Common Sense Recovery by Adam N.

Common Sense Recovery: An Atheist's Guide to Alcoholics Anonymous, Adam N. Toronto: AA Agnostica, 2014. ebook, 63 pps.



     Within many twelve step program meetings, it is difficult to share honestly about one's non-belief. Bill W. was raised as a methodist and via the Oxford Group became more of an evangelical christian. 

     Surveys indicate that things are changing in the United States. Our younger folks make up the bulk of atheists and agnostics. And yet, there is a strong current of fundamentalism present in many rooms of recovery as well as in many treatment programs which are based on the twelve steps.

     I came in to recovery believing but that did not last. By the end of my first decade, I had checked out several more religions and found that I was comfortable in none of them. I read creation myths and other legends for Spanish class and that was the beginning of my abandoning religion for something else.

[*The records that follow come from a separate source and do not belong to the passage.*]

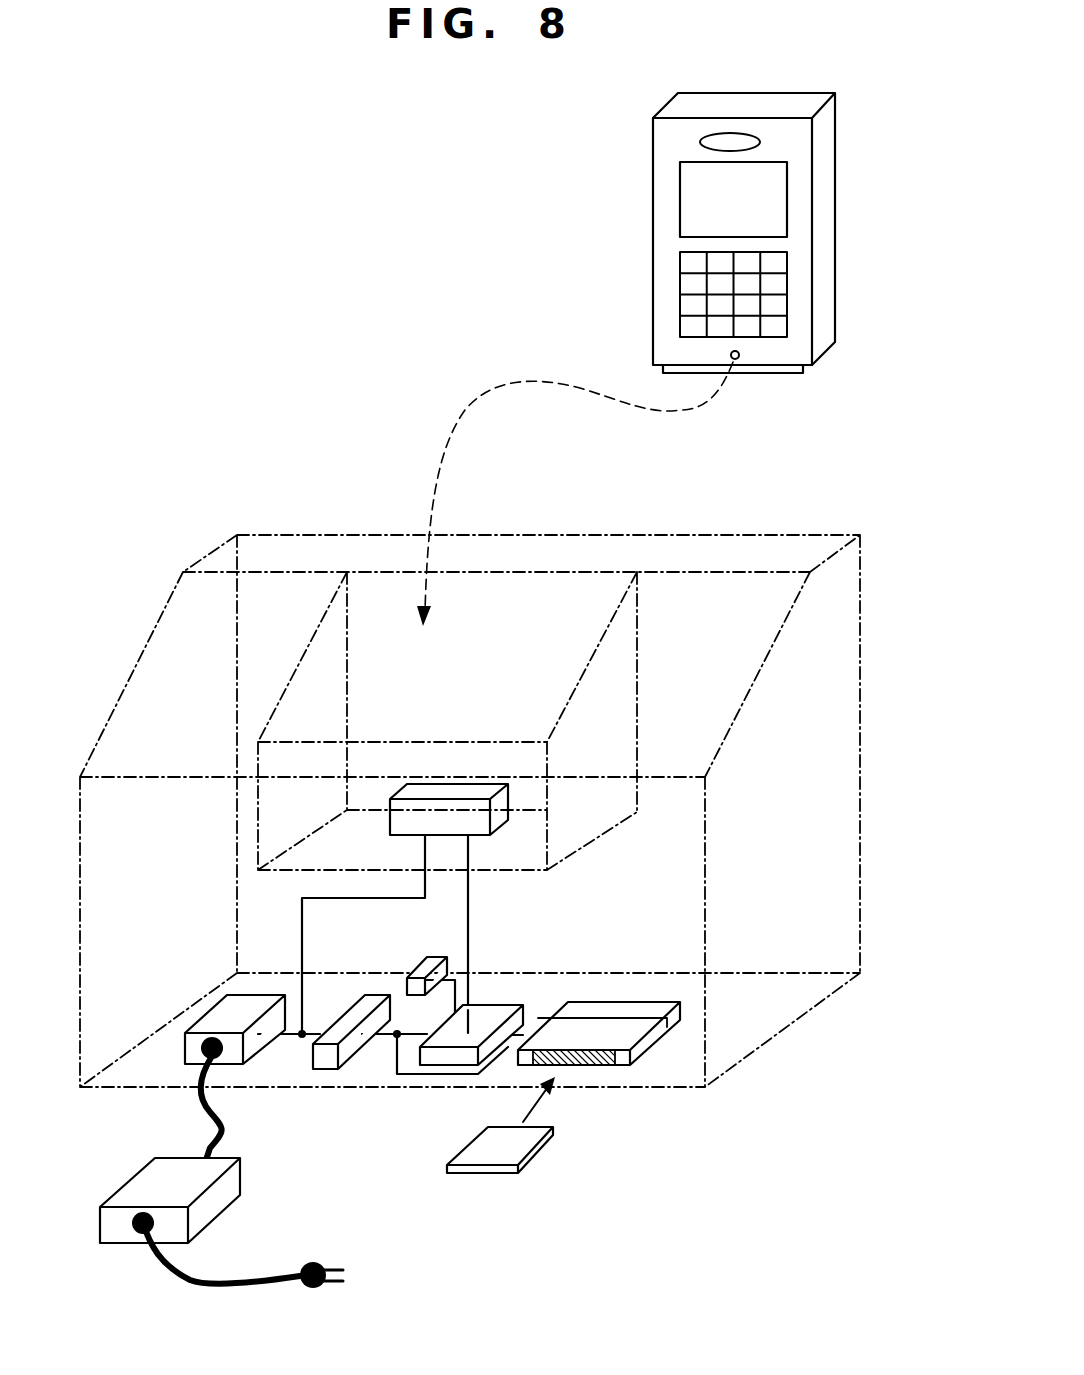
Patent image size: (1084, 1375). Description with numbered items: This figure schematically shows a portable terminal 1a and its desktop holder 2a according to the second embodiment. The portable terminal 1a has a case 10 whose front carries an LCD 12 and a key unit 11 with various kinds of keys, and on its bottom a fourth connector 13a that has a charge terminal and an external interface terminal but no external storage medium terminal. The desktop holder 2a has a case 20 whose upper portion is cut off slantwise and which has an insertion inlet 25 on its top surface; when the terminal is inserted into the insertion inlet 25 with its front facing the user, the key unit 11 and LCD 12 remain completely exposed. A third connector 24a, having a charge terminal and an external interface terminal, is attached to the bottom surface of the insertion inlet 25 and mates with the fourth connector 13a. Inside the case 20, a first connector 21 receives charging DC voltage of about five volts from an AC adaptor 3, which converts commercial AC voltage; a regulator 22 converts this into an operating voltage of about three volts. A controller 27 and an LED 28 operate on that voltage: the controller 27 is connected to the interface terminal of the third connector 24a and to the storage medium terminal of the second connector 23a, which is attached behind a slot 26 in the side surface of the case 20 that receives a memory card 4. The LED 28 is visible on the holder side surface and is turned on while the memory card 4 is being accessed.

The portable terminal 1a is at (746, 76).
The case 10 is at (835, 123).
The LCD 12 is at (768, 213).
The key unit 11 is at (773, 283).
The fourth connector 13a is at (763, 374).
The desktop holder 2a is at (290, 516).
The case 20 is at (860, 692).
The insertion inlet 25 is at (502, 597).
The third connector 24a is at (437, 787).
The first connector 21 is at (223, 1015).
The regulator 22 is at (326, 1069).
The controller 27 is at (487, 1010).
The LED 28 is at (415, 975).
The card reader 23a is at (675, 1021).
The slot 26 is at (622, 1065).
The memory card 4 is at (523, 1147).
The AC adaptor 3 is at (117, 1228).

     Unlike Adam N., I do not feel like a spy or a double agent. I do feel a bit uncomfortable when people use recovery rooms as an excuse to heap testimonials and exhortations on what they imagine is a congregation of sorts. It seems to be that if some folks are willing to do this, they also ought to be willing to listen to an abbreviated version of another side of things. Generally, I do remind other folks that they do not have to be christian to be in recovery. I myself am an atheist. Other people may practice various forms of spirituality and ritual.

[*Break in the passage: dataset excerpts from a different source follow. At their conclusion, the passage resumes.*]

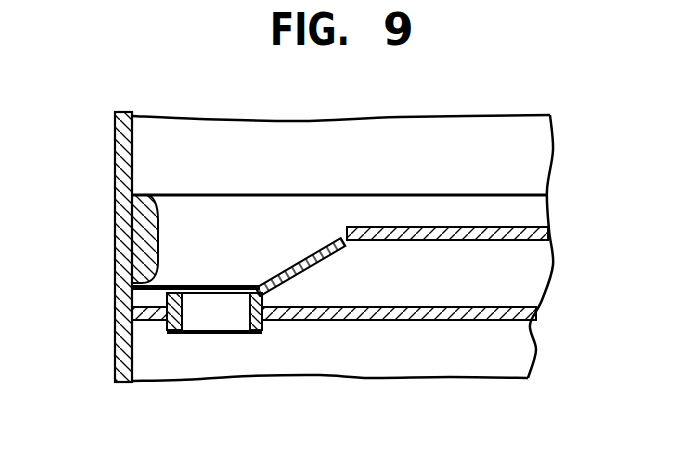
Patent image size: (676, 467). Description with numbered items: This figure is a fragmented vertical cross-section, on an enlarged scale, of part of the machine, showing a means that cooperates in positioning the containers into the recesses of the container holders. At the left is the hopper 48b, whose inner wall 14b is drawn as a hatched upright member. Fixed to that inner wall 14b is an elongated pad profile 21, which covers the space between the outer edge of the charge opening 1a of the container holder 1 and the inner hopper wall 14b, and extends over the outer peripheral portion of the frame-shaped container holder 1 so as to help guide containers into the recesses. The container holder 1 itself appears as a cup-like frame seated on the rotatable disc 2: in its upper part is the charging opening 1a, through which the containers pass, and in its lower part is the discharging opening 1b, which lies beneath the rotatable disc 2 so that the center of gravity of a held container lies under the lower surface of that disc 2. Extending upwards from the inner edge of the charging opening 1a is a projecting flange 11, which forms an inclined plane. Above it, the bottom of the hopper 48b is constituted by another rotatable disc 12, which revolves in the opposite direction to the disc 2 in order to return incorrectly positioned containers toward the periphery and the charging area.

The inner wall 14b is at (134, 140).
The hopper 48b is at (122, 241).
The elongated pad profile 21 is at (168, 213).
The rotatable disc 12 is at (457, 226).
The projecting flange 11 is at (310, 257).
The charging opening 1a is at (208, 292).
The container holder 1 is at (214, 335).
The discharging opening 1b is at (217, 336).
The rotatable disc 2 is at (356, 322).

     Like Adam N., I have felt like I've needed to translate the steps and other literature into a format that I can use in order to remain in recovery. I was much relieved to find the books published by AA Agnostica. Although the focus is on AA or Quad A, I do think there is a need for secular alternatives to recovery such as S.O.S.

sapphoq reviews says: Adam N. shares from his heart his story and how he copes with being a non-believer in the ranks of Alcoholics Anonymous. For those in 12-step recovery who practice alternative spiritualities or no spirituality, recommended.